The current version of freemasonry was formed in 1717 in London based on ancient stonemasons guilds. The long tradition of Freemasonry reflects the skills and tools of the stonemasons who built Solomon’s Temple.
Currently 36 Lodges meet at Severn Street
18 Craft Lodges, 5 Royal Arch Chapters, 6 Mark Master Lodges, 2 Royal Ark Mariners Lodges, 1 Royal And Select Masters, 1 Order Of The Secret Monitor,
2 Rose Croix Chapters & 1 Lodge Of Instruction.
Jews have always been active and enthusiastic members of the Freemason movement and the Jewish Lodges and Orders that meet at Severn Street are: The Lodge of Israel, The Lodge of Loyalty, Israel Royal Arch Chapter and Charity Mark Master Masons.
6. The Hall & Banners.
The banners around the room are the emblems of each of the lodges that meet in Severn Street – this one is Athol Lodge’s banner.
The hall is laid out according to masonic tradition with the Master’s chair in the East, the Senior Warden’s chair in the West and the Junior Warden’s chair in the South.
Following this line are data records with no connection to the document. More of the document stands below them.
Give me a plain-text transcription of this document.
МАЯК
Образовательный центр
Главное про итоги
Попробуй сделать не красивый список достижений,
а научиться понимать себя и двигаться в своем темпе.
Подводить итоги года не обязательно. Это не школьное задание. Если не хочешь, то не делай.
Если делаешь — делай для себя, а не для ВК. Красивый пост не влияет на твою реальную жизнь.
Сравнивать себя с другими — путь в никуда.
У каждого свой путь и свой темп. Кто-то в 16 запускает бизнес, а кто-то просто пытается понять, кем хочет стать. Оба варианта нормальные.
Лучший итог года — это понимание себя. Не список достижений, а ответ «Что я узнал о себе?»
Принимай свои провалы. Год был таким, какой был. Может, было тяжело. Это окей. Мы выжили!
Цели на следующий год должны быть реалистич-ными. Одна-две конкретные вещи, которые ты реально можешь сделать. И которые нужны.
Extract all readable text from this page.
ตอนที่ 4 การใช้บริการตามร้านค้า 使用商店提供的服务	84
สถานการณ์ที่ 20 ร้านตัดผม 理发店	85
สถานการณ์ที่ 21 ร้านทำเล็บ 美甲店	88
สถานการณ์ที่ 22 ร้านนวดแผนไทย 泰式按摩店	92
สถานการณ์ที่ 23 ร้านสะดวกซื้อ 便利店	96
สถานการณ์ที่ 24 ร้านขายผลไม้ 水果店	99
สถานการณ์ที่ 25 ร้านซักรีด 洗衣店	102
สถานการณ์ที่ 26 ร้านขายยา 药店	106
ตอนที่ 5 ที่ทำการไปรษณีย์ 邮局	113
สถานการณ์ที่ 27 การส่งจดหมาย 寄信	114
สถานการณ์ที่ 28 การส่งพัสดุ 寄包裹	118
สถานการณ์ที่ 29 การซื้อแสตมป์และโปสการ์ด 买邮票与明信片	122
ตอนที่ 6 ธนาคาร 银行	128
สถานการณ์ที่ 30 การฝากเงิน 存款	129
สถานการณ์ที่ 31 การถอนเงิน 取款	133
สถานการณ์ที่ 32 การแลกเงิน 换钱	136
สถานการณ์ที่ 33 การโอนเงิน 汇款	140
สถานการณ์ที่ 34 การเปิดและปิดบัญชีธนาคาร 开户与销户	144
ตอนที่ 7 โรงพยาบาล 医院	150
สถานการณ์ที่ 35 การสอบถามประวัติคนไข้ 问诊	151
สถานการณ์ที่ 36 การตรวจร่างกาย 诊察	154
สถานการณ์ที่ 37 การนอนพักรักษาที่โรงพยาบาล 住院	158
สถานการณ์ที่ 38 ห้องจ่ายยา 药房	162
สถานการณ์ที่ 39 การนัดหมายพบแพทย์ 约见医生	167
The black and white chequerboard floor, common to all Masonic Halls, represents the duality of light and darkness and the joys and sorrows of life.
Masons believe in a supreme being – the Grand Architect of the Universe. The G hanging from the ceiling refers to this being. The ceiling is also decorated to imitate the night sky.
Note the stars generally point to the Earth – made out of a NatWest money box. The first Lodge to meet at Severn Street was named ‘Athol’ after the Grand Master John Murray, 4th Duke of Athol (1755–1830) who had signed the Warrant to form the Lodge – the original is above the Secretaries’ chair.
The first initiate was William Stone who later became Worshipful Master of the Lodge six times between 1825 and 1844. His portrait, presented in 1839, hangs over there behind the Senior Wardens chair in the Lodge Room.